The day my first novel, Vaclav and Lena, was published, I didn’t do anything wild or anything flashy. There were only two people in the world I wanted share the experience with: my parents. After dinner, and some champagne, we walked to our local bookstore to visit my book—to see my book for the first time in a bookstore. My mother, who is completely without shame, found the manager and proudly announced that there was an ACTUAL author in the store. My dad and I hung back and giggled. The store manager indulged us, had me sign some copies, and stuck some “local author” stickers on the books. We thanked him, and he walked away, and then my mother ran after him — for what, we didn’t know. She came back with an extra “local author” sticker and stuck it right on my chest. We all cracked up. It was a long and difficult road to that “Local Author” sticker and my parents were there every step of the way.
When my family had Shabbat dinner, each and every Friday night – whether it was brisket or Cajun meatloaf or pizza, my mother blessed us. Instead of thetraditional blessing, asking god to make my sister and me like Sarah, Rebeccah,Rachel and Leah, or my brother like Menashe and Ephraim. She said. “May you be who you are and may you be blessed in all that you are.”
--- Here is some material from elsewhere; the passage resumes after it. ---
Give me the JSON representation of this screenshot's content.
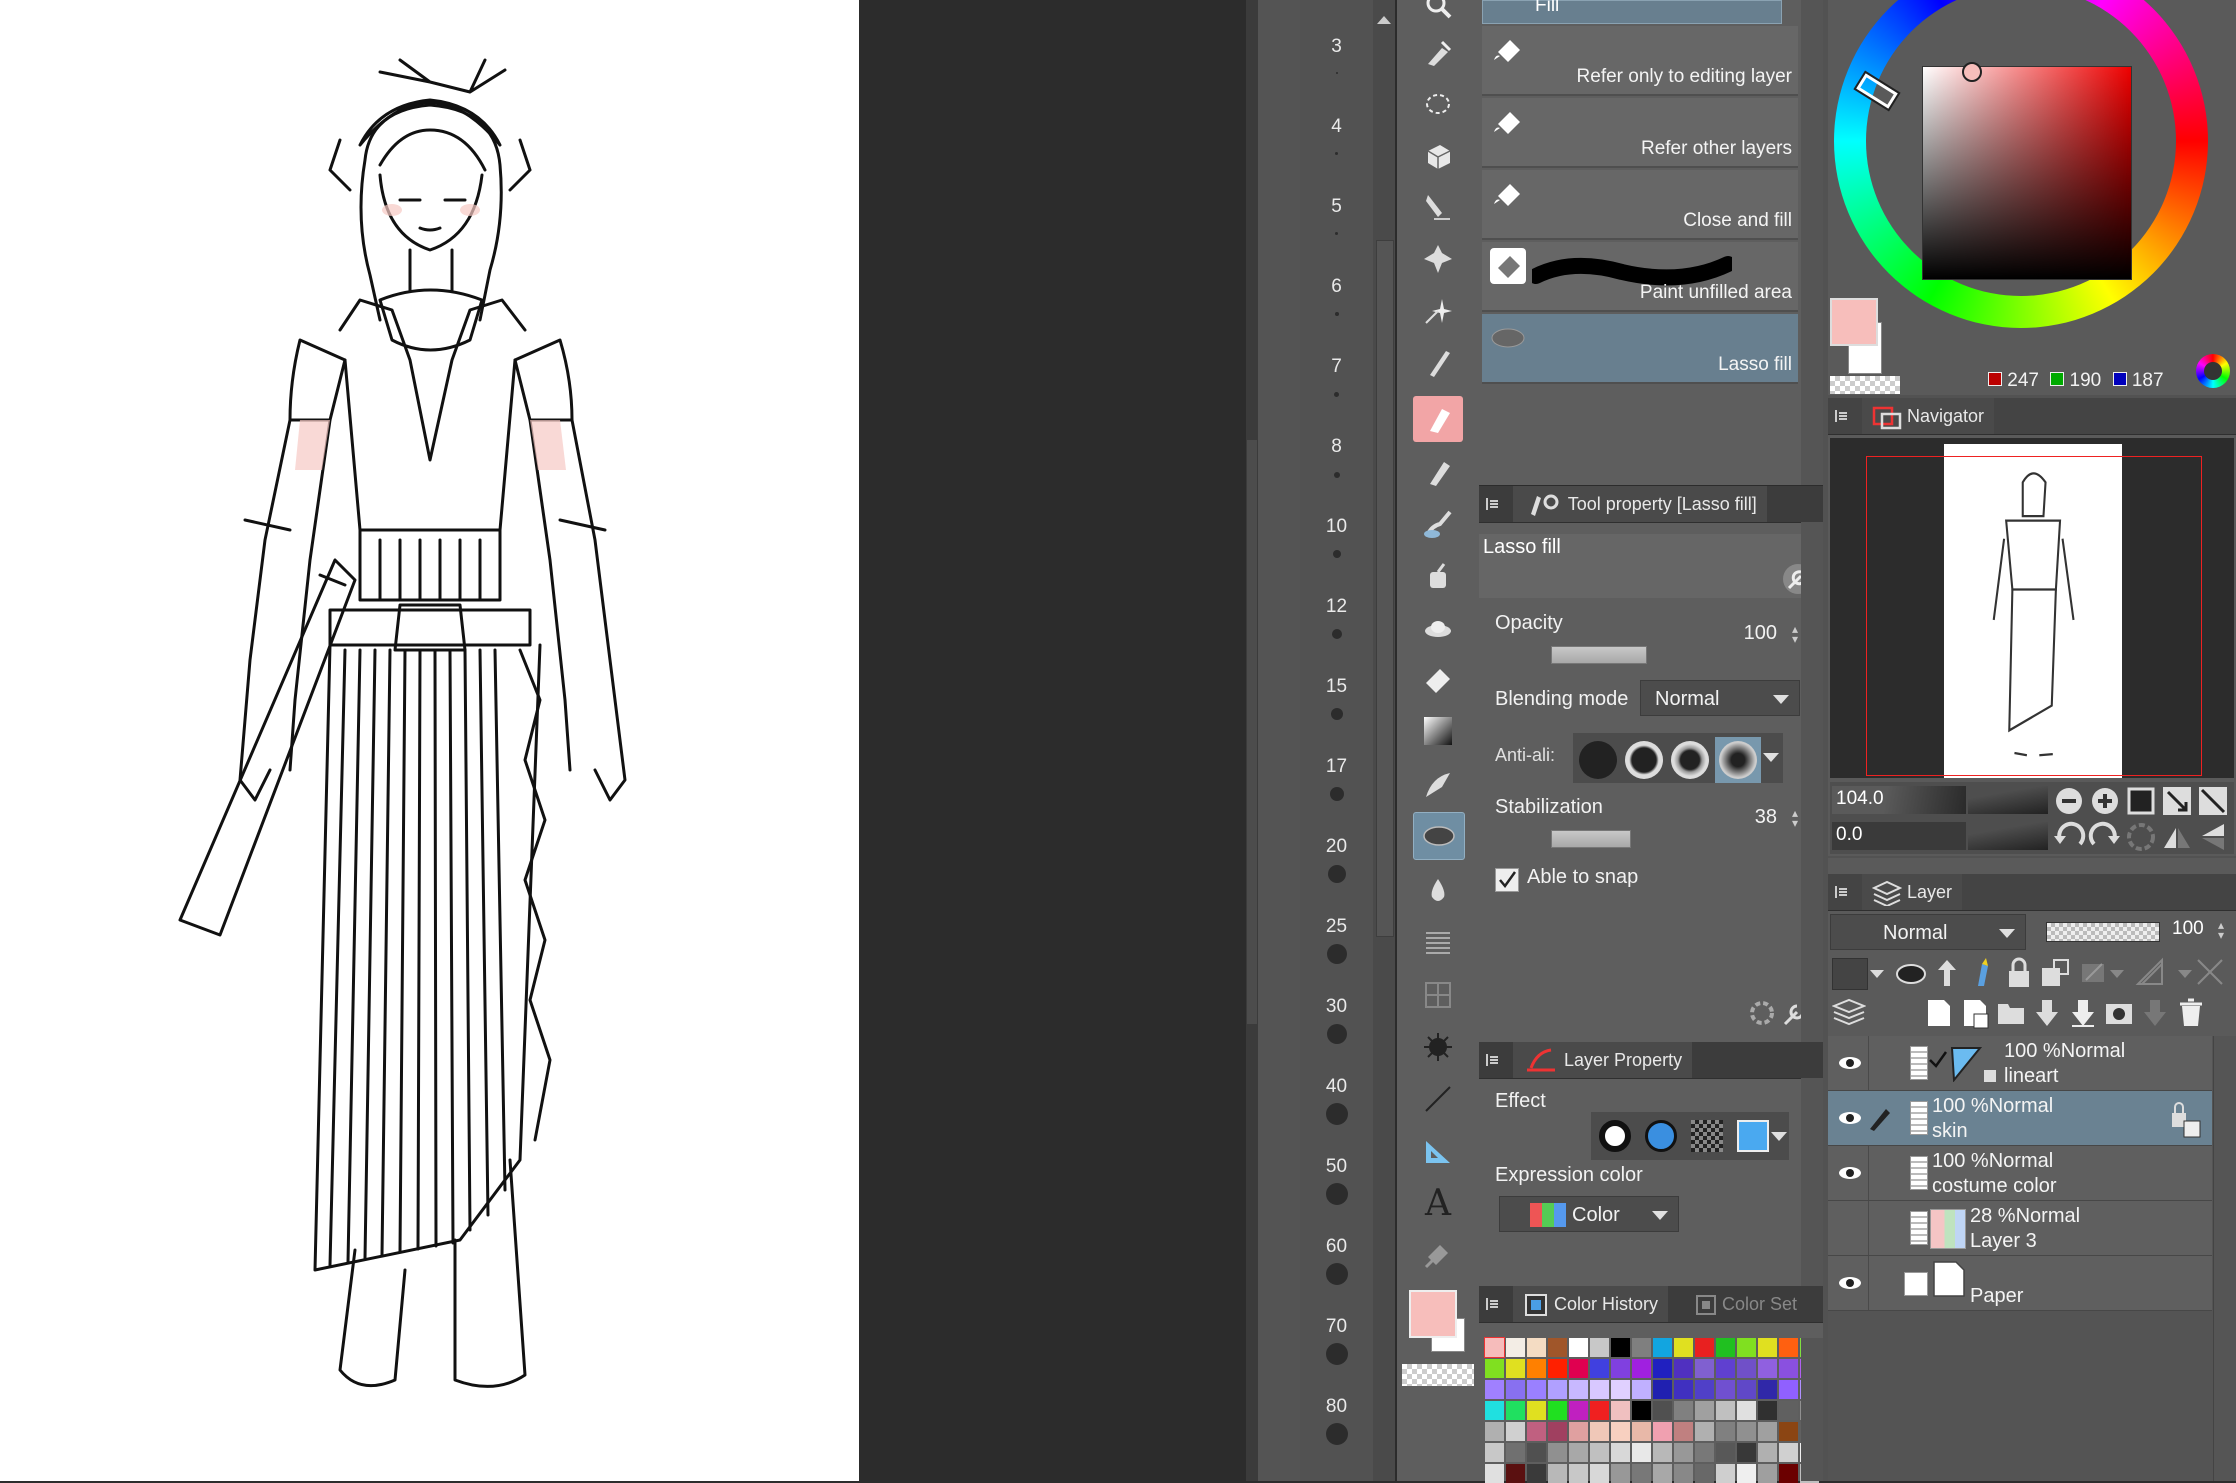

It is not easy to raise a writer. It is not easy to raise a creative child. It is not easy to emotionally support your child when she’s graduating from college and NOT jumping feet first into the job force, but instead jumping feet first into a writing a novel. When everyone else’s twenty-something kids are going to law school, or med school, or getting promotions, your twenty-something is living with five roommates, working odd jobs, and writing this nebulous mysterious book that she refuses to talk about. It is not easy to help your writer (or painter, or actress, or musician) figure out how to make a life that is satisfying and fulfilling and structured while they pursue their dream.
In my novel, Vaclav & Lena, the main character, Vaclav, wants to become the worlds greatest and most famous magician. His parents, recent Russian Jewish immigrants, worry about his future, about the prospects for a child who wants a singular and difficult dream. Vaclav’s parents struggle, as mine did, to support and protect their child. I’m sure that at times, my parents felt like Vaclav’s mother, Rasia:
I’m sure that my parents struggled with supporting a writer, and sometimes I think that the blessing, “May you be who you are and may you be blessed in all that you are,” was as much a blessing for me as an affirmation for them.